If you want to write novels instead, that’s okay, too. We all have a limited amount of time to work with, and we have to make choices about what we do with that time. If you write 350 words a day, then you have to decide whether that will be 350 words of short fiction or long form. At that pace, you can write roughly one novel a year, or roughly 20 short stories. As a wise Myke Cole once told me, there aren’t many people out there building a career or making a name for themselves on short fiction. So if that’s where you want to go–money, fame, mobs of screaming fans, or any muted variation thereof–novels are the car to take you there.

If you want to write better short stories, it won’t be easy, but you have many options. Classes. Critique groups. Books on writing. You have to really internalize the notion that writing this stuff is as much work as writing novels. A shiny idea is just an egg. You have to learn to sit on something a while after you write it instead of getting super excited and kicking it out of the nest like a newborn bird–it will not fly, as I know from experience. You have to learn how to take a thing apart and put it back together so that it works, to build the mechanical bird that soars instead of flopping around on your table. You have to learn how to take rejection, grit your teeth and keep submitting. Don’t worry about the suffering of the editors too much; they’re doing their job. Worry about sending them something worth reading. Worry about your bird, not the color of the sky.

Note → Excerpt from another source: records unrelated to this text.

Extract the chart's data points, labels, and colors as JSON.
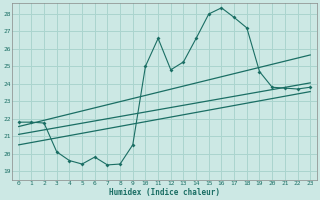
{
  "xlabel": "Humidex (Indice chaleur)",
  "background_color": "#cce8e4",
  "grid_color": "#aad4ce",
  "line_color": "#1a6e64",
  "xlim": [
    -0.5,
    23.5
  ],
  "ylim": [
    18.5,
    28.6
  ],
  "yticks": [
    19,
    20,
    21,
    22,
    23,
    24,
    25,
    26,
    27,
    28
  ],
  "xticks": [
    0,
    1,
    2,
    3,
    4,
    5,
    6,
    7,
    8,
    9,
    10,
    11,
    12,
    13,
    14,
    15,
    16,
    17,
    18,
    19,
    20,
    21,
    22,
    23
  ],
  "main_x": [
    0,
    1,
    2,
    3,
    4,
    5,
    6,
    7,
    8,
    9,
    10,
    11,
    12,
    13,
    14,
    15,
    16,
    17,
    18,
    19,
    20,
    21,
    22,
    23
  ],
  "main_y": [
    21.8,
    21.8,
    21.75,
    20.1,
    19.6,
    19.4,
    19.8,
    19.35,
    19.4,
    20.5,
    25.0,
    26.6,
    24.8,
    25.25,
    26.6,
    28.0,
    28.35,
    27.8,
    27.2,
    24.7,
    23.8,
    23.75,
    23.7,
    23.8
  ],
  "line1_x": [
    0,
    23
  ],
  "line1_y": [
    21.55,
    25.65
  ],
  "line2_x": [
    0,
    23
  ],
  "line2_y": [
    21.1,
    24.05
  ],
  "line3_x": [
    0,
    23
  ],
  "line3_y": [
    20.5,
    23.55
  ]
}
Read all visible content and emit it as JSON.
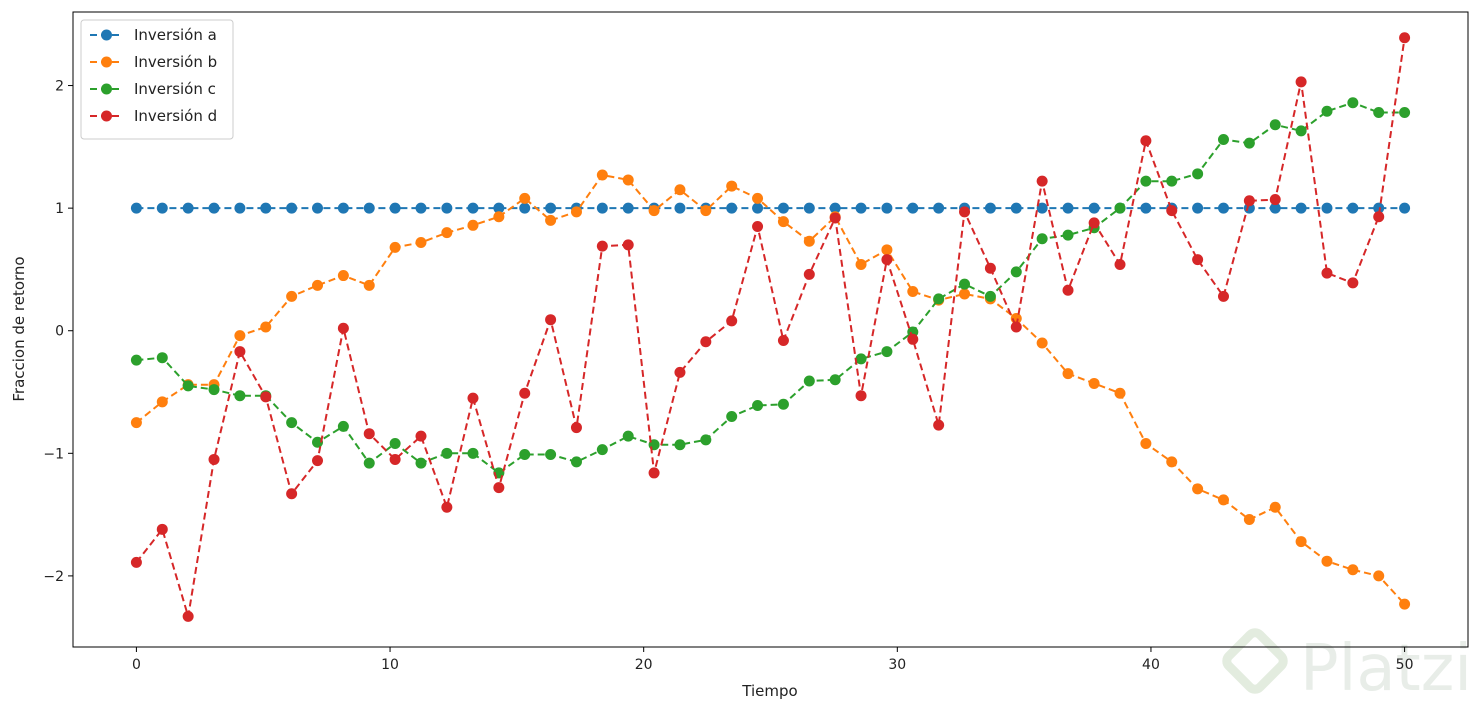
{
  "chart_data": {
    "type": "line",
    "title": "",
    "xlabel": "Tiempo",
    "ylabel": "Fraccion de retorno",
    "xlim": [
      -2.5,
      52.5
    ],
    "ylim": [
      -2.58,
      2.6
    ],
    "xticks": [
      0,
      10,
      20,
      30,
      40,
      50
    ],
    "yticks": [
      -2,
      -1,
      0,
      1,
      2
    ],
    "xtick_labels": [
      "0",
      "10",
      "20",
      "30",
      "40",
      "50"
    ],
    "ytick_labels": [
      "−2",
      "−1",
      "0",
      "1",
      "2"
    ],
    "legend_position": "top-left",
    "grid": false,
    "x": [
      0,
      1.02,
      2.04,
      3.06,
      4.08,
      5.1,
      6.12,
      7.14,
      8.16,
      9.18,
      10.2,
      11.22,
      12.24,
      13.27,
      14.29,
      15.31,
      16.33,
      17.35,
      18.37,
      19.39,
      20.41,
      21.43,
      22.45,
      23.47,
      24.49,
      25.51,
      26.53,
      27.55,
      28.57,
      29.59,
      30.61,
      31.63,
      32.65,
      33.67,
      34.69,
      35.71,
      36.73,
      37.76,
      38.78,
      39.8,
      40.82,
      41.84,
      42.86,
      43.88,
      44.9,
      45.92,
      46.94,
      47.96,
      48.98,
      50
    ],
    "series": [
      {
        "name": "Inversión a",
        "color": "#1f77b4",
        "values": [
          1,
          1,
          1,
          1,
          1,
          1,
          1,
          1,
          1,
          1,
          1,
          1,
          1,
          1,
          1,
          1,
          1,
          1,
          1,
          1,
          1,
          1,
          1,
          1,
          1,
          1,
          1,
          1,
          1,
          1,
          1,
          1,
          1,
          1,
          1,
          1,
          1,
          1,
          1,
          1,
          1,
          1,
          1,
          1,
          1,
          1,
          1,
          1,
          1,
          1
        ]
      },
      {
        "name": "Inversión b",
        "color": "#ff7f0e",
        "values": [
          -0.75,
          -0.58,
          -0.44,
          -0.44,
          -0.04,
          0.03,
          0.28,
          0.37,
          0.45,
          0.37,
          0.68,
          0.72,
          0.8,
          0.86,
          0.93,
          1.08,
          0.9,
          0.97,
          1.27,
          1.23,
          0.98,
          1.15,
          0.98,
          1.18,
          1.08,
          0.89,
          0.73,
          0.93,
          0.54,
          0.66,
          0.32,
          0.25,
          0.3,
          0.26,
          0.1,
          -0.1,
          -0.35,
          -0.43,
          -0.51,
          -0.92,
          -1.07,
          -1.29,
          -1.38,
          -1.54,
          -1.44,
          -1.72,
          -1.88,
          -1.95,
          -2.0,
          -2.23
        ]
      },
      {
        "name": "Inversión c",
        "color": "#2ca02c",
        "values": [
          -0.24,
          -0.22,
          -0.45,
          -0.48,
          -0.53,
          -0.53,
          -0.75,
          -0.91,
          -0.78,
          -1.08,
          -0.92,
          -1.08,
          -1.0,
          -1.0,
          -1.16,
          -1.01,
          -1.01,
          -1.07,
          -0.97,
          -0.86,
          -0.93,
          -0.93,
          -0.89,
          -0.7,
          -0.61,
          -0.6,
          -0.41,
          -0.4,
          -0.23,
          -0.17,
          -0.01,
          0.26,
          0.38,
          0.28,
          0.48,
          0.75,
          0.78,
          0.84,
          1.0,
          1.22,
          1.22,
          1.28,
          1.56,
          1.53,
          1.68,
          1.63,
          1.79,
          1.86,
          1.78,
          1.78
        ]
      },
      {
        "name": "Inversión d",
        "color": "#d62728",
        "values": [
          -1.89,
          -1.62,
          -2.33,
          -1.05,
          -0.17,
          -0.54,
          -1.33,
          -1.06,
          0.02,
          -0.84,
          -1.05,
          -0.86,
          -1.44,
          -0.55,
          -1.28,
          -0.51,
          0.09,
          -0.79,
          0.69,
          0.7,
          -1.16,
          -0.34,
          -0.09,
          0.08,
          0.85,
          -0.08,
          0.46,
          0.92,
          -0.53,
          0.58,
          -0.07,
          -0.77,
          0.97,
          0.51,
          0.03,
          1.22,
          0.33,
          0.88,
          0.54,
          1.55,
          0.98,
          0.58,
          0.28,
          1.06,
          1.07,
          2.03,
          0.47,
          0.39,
          0.93,
          2.39
        ]
      }
    ]
  },
  "watermark": {
    "text": "Platzi"
  }
}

I say all this as someone who almost stopped writing recently because of a really rough critique of a story I poured my soul into. It sucks like a Dyson. But I dug around in the pockets of my soul and came up with enough change to get my ass back on the train to Writertown, population: People Who Write. So if that’s you, here’s a dollar. See you there.

2 Responses to “Short stories versus novels versus quitting”

  1. Yep. I am right (or write) there with you. I’ve had a critique rip out my soul, but it was mostly because I thought I was brilliant and the crit was so dead on it damn near killed me. But eventually you get up and put the pen to paper again. It’s what we do. Validation or not. Published or not. We write.